Sokratis jest kozakiem, w superpucharze zgwałcił Lewego
maciek
a propo, że lepiej mieć Otamendiego niż Monreala na CB to pełna zgoda. Kościelny spełnia moje wymogi wzrostowe (minimum 185 cm) aż o jeden centymetr
Sokratis dobry, ale raczej Borussia go nie sprzeda.
szkoda ze tottenham wyrwal to zwyciestwo. moglbyc naprawde fajny weekend a tak to tylko liverpool punkty stracil i sila rzeczy manchester.
według mnie na CB Sokratis byłby ok
A na whoscored ma Otamendi 183, ok nvm, czyli jednak jest trochę wyższy :P
A nie sorry wg. transfermarkt Otamendi też ma 184, zmyliło mnie że na google ma wpisane 183
z Valencii od Otamendiego Mustafi jest młodszy i 1 cm wyższy :P
TW_Szczepan
Koscielny też niski? :P Nawet chambers nizszy jest on niego :P
A tak na serio to według mnei lepiej mieć otamendiego na rezerwie w razie kontuzji któregos z obronców niz Monreala. Wtedy według mnie obrona byłaby lepsza niż jest obecnie
united gdyby odjac bramki z meczu z qpr gdzie bylo 4-0 , to na 9 meczów strzelili 12 bramek.

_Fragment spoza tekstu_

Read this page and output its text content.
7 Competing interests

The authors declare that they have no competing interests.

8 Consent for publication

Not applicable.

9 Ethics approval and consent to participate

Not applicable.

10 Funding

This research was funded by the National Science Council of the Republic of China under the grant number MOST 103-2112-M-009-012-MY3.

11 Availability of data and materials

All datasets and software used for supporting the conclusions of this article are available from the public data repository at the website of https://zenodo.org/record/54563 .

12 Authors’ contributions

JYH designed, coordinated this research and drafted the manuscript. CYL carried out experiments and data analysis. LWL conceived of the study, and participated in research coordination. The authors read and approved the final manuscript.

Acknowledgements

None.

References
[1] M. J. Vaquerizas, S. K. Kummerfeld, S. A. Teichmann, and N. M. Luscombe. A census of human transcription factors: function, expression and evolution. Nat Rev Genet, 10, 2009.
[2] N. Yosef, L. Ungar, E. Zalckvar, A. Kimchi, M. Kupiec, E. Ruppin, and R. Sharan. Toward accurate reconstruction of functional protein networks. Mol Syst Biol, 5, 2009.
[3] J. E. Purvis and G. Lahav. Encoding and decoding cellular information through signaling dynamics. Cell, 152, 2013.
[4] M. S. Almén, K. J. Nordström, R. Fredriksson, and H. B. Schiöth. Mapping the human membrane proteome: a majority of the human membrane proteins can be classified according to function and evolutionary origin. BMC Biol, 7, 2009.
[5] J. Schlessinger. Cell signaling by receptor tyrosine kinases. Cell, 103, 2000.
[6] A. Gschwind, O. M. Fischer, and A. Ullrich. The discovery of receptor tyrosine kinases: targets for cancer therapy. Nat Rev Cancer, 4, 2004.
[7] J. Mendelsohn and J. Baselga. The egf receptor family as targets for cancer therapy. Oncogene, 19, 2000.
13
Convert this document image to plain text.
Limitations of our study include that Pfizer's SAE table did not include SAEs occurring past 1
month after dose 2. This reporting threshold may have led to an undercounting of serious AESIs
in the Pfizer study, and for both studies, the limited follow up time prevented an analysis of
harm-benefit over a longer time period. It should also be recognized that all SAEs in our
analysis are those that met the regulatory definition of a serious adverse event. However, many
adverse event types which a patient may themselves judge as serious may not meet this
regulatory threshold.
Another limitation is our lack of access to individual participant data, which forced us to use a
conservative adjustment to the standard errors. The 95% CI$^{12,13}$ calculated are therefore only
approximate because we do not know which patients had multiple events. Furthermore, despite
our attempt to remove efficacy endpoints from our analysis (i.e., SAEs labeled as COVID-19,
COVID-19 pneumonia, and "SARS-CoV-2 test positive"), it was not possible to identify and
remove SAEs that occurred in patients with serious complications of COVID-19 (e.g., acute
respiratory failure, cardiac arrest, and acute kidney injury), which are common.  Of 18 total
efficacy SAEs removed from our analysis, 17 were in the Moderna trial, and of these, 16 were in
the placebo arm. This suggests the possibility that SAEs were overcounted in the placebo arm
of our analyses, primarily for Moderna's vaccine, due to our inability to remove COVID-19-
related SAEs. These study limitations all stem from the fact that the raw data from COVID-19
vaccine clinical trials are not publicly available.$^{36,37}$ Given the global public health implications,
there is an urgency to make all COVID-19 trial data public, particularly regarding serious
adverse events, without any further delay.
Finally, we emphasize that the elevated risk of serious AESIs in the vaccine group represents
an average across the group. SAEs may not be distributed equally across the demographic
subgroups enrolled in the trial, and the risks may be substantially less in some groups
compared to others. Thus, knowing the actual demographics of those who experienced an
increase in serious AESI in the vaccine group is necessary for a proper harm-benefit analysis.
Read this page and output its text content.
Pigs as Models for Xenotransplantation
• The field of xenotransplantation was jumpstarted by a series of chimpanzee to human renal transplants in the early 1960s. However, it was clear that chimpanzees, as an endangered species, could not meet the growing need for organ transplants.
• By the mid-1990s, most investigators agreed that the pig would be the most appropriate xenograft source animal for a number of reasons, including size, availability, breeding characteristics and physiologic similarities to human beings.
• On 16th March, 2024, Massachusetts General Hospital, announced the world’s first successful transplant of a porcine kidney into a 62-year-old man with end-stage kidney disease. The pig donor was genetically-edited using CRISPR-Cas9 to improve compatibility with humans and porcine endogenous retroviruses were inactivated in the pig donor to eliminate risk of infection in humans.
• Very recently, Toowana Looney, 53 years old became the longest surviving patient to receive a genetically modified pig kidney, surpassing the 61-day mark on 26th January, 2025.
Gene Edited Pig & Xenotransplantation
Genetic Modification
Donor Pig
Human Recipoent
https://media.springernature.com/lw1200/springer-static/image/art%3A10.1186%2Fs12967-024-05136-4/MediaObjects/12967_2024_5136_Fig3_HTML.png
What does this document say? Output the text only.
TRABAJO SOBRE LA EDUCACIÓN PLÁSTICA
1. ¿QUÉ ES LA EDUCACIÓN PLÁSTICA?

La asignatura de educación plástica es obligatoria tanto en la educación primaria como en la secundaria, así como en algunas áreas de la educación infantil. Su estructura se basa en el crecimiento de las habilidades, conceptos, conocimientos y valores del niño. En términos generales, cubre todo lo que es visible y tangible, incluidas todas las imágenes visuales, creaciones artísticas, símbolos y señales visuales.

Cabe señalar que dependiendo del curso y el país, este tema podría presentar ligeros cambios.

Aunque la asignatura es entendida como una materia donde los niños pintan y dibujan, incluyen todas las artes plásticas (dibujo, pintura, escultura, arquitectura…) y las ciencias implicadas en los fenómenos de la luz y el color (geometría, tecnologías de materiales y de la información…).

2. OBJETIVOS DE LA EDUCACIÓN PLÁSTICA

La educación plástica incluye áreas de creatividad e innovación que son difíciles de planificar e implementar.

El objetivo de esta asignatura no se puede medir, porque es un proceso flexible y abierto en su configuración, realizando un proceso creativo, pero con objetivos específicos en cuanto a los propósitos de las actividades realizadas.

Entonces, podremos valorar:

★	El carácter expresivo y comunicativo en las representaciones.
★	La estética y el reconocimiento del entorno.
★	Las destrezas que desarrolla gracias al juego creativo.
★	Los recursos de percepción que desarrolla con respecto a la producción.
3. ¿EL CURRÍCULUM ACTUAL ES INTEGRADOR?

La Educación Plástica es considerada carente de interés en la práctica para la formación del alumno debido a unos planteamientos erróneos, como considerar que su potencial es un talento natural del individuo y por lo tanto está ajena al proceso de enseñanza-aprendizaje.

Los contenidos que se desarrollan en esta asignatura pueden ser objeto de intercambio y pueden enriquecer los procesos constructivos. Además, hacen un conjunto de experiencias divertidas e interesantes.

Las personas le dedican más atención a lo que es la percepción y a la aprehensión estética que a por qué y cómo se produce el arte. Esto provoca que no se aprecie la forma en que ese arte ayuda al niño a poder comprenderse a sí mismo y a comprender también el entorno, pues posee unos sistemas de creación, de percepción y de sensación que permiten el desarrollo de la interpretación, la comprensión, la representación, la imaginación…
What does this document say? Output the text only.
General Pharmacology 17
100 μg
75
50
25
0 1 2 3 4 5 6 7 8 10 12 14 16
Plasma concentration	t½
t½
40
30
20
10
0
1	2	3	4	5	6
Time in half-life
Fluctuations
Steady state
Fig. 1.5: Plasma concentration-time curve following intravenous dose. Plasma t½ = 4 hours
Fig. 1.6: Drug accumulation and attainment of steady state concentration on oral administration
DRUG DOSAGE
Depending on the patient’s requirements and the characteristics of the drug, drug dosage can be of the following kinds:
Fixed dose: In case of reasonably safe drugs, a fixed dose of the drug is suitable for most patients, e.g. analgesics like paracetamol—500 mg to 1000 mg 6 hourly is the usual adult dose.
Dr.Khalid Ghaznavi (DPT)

a ja tu narzekam na malo bramek AFC.
slyszeliscie wypowiedz jednego z komentatorow po derbach manchesteru i tą wypowiedz, że Arsenal na swojej ulubionej 4 pozycji ? :P
maciek987
jak dla mnie niski, jakbyśmy mieli Otamendiego w obronie, to drużyny z PL by zrobiły z tego pożytek.
United ma mocny atak na papierze. I to tyle w temacie
TW_Szczepan
183 cm to niski? No bez jaj :P Niski to jest monreal na ŚO który nie ma nawet 180 :P
Taki ten mocarny atak united, ze ja dzis roo,rvp ,falcao nie poswiecilbym za welbecka,sancheza i dajmy na to theo.
Powtarzam, obalmy mit, ze united ma mocny atak , narazie ma mocna ale padake.
Zaraz wejdzie Thide i powie, ze tylko Umtiti
royal
Otamendi spoko, ale nie jestem fanem niskich CB :(
BvB gra bardzo słabo nie pomógł im nawet powrót Reusa.
otamendi to jest dobra opcja
Należy ktoś z was do oficjalnego fanklubu arsenalu czy coś takiego? Nie wiem jak to sie nazywa prawidłowo.